Basically, the trial is for cancer patients with a particular type of genetic marker. It involves removing some of the patient’s white blood cells, modifying them to go after this marker on the tumors and growing a lot of these new cells in a lab, removing the rest of the patient’s white blood cells, then injecting the lab-grown cells into the patient. It would involve a one-month hospital stay. The science is really cool and the results from the first time they tried this were impressive — about 50% of the patients had their tumors shrink! That’s a really good percentage. This time around they’ve tweaked how they produce the new cells which they think will make them even more effective at shrinking tumors. While the idea of having my white blood cells removed and spending a month in the hospital is scary as heck, the hope that this treatment offers is huge. It could be my miracle if Keytruda isn’t (side note — the scan that will show if the Keytruda is doing anything is in roughly 6 weeks now if my math is correct).

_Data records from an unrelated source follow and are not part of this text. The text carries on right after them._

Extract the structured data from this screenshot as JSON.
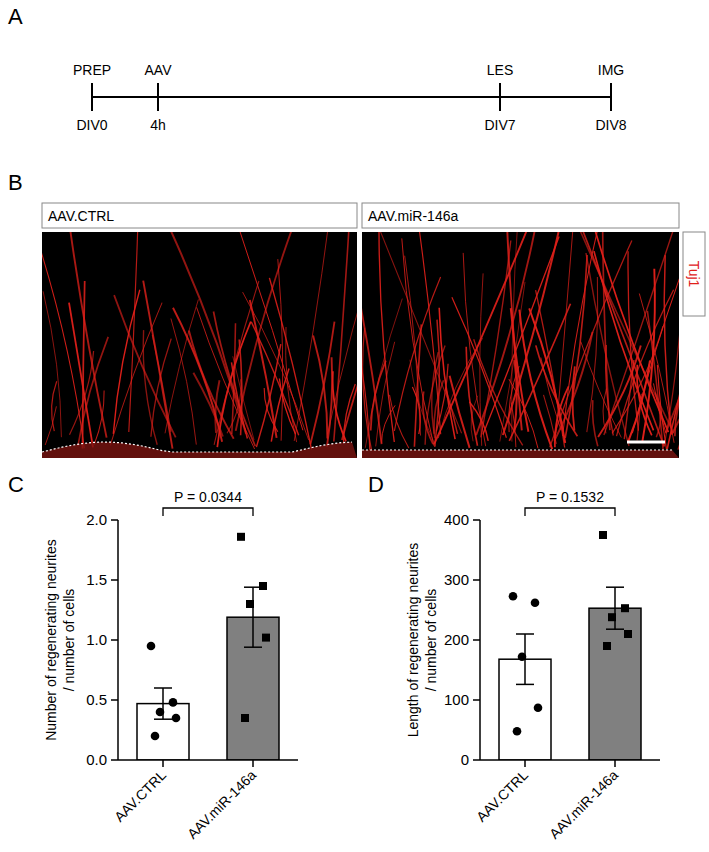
{
  "panel_labels": [
    "A",
    "B",
    "C",
    "D"
  ],
  "timeline": {
    "events": [
      {
        "label": "PREP",
        "time": "DIV0"
      },
      {
        "label": "AAV",
        "time": "4h"
      },
      {
        "label": "LES",
        "time": "DIV7"
      },
      {
        "label": "IMG",
        "time": "DIV8"
      }
    ]
  },
  "images": {
    "conditions": [
      "AAV.CTRL",
      "AAV.miR-146a"
    ],
    "stain": "Tuj1"
  },
  "chart_data": [
    {
      "type": "bar",
      "y_label": "Number of regenerating neurites / number of cells",
      "categories": [
        "AAV.CTRL",
        "AAV.miR-146a"
      ],
      "values": [
        0.47,
        1.19
      ],
      "errors": [
        0.13,
        0.25
      ],
      "colors": [
        "#ffffff",
        "#808080"
      ],
      "points": [
        {
          "marker": "circle",
          "values": [
            0.95,
            0.48,
            0.4,
            0.35,
            0.2
          ]
        },
        {
          "marker": "square",
          "values": [
            1.86,
            1.45,
            1.3,
            1.02,
            0.35
          ]
        }
      ],
      "annotation": "P = 0.0344",
      "ylim": [
        0,
        2
      ],
      "yticks": [
        {
          "value": 0,
          "label": "0.0"
        },
        {
          "value": 0.5,
          "label": "0.5"
        },
        {
          "value": 1,
          "label": "1.0"
        },
        {
          "value": 1.5,
          "label": "1.5"
        },
        {
          "value": 2,
          "label": "2.0"
        }
      ]
    },
    {
      "type": "bar",
      "y_label": "Length of regenerating neurites / number of cells",
      "categories": [
        "AAV.CTRL",
        "AAV.miR-146a"
      ],
      "values": [
        168,
        253
      ],
      "errors": [
        42,
        35
      ],
      "colors": [
        "#ffffff",
        "#808080"
      ],
      "points": [
        {
          "marker": "circle",
          "values": [
            273,
            262,
            172,
            87,
            48
          ]
        },
        {
          "marker": "square",
          "values": [
            375,
            253,
            238,
            210,
            190
          ]
        }
      ],
      "annotation": "P = 0.1532",
      "ylim": [
        0,
        400
      ],
      "yticks": [
        0,
        100,
        200,
        300,
        400
      ]
    }
  ]
}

I’ll find out in about two weeks if my blood showed the marker that is needed for the trial. If it does, I’ll be considered for the trial though it’s not a guarantee I’ll be chosen for it. However, regardless of whether or not I have the marker, my information and records will be shared with NIH in case they have any trials for which I’m suited. So, even if the Keytruda doesn’t work and I also don’t get chosen for this trial, there’s still hope that I might get some awesome new trial at some point. Besides, there are other treatment plans that my oncologist is holding in reserve.
I admit, I’m hoping I have the marker.
Despite my efforts to appear calm, I was anxious that day. However, walking into the exam room for my vitals made me laugh and feel okay.
It might sound silly, but seeing this poster made me remember that God is walking through this with me, helping make sure that there are good and kind people to help me keep taking the next right steps (thank you, Quinn!), plus occasional cats to make me smile. Sometimes we just need something small to remind us of our faith. My faith tells me that even when I struggle to be brave or calm, my God understands human pain and suffering and walks with me. I know that’s not everyone’s faith and I’m not trying to proselytize (I’m actually super opposed to forcing one’s religious beliefs on other people), but that’s my faith and it brings me comfort and helps me pretend to be brave.
I don’t know if the Keytruda will work, if I’ll get into the trial, or any of what’s coming for me cancer-wise. I do know even when I’m scared and anxious, I’m not alone, even sometimes I need a cat poster to remind me of that.
Also C is totally for “Cat” and not “Cancer” in the ABC book in my head.
Yes. Yes it is 🙂 And I’m keeping my fingers crossed!
Thanks Bethany. I needed this. I’m now dealing with bone marrow cancer after almost 5 years being cancer free from the uterine. First chemo went well but some kind of vascular disease landed me back in the hospital and now in rehab because I was laid up so long. Treatment is on hold till I can walk again – who knows how long. Having had a bad therapy day today, I keep thinking about the delay. I’m missing my kitties horribly. Thanks for reminding me that C is for cat!
I’m so sorry that you’re again dealing with cancer. That’s awful and unfair. I hope that you have compassionate and skilled physical therapists helping you in rehab. You’ll be in my thoughts. Can someone take photos or videos, or even FaceTime with your cats for you while you’re in rehab?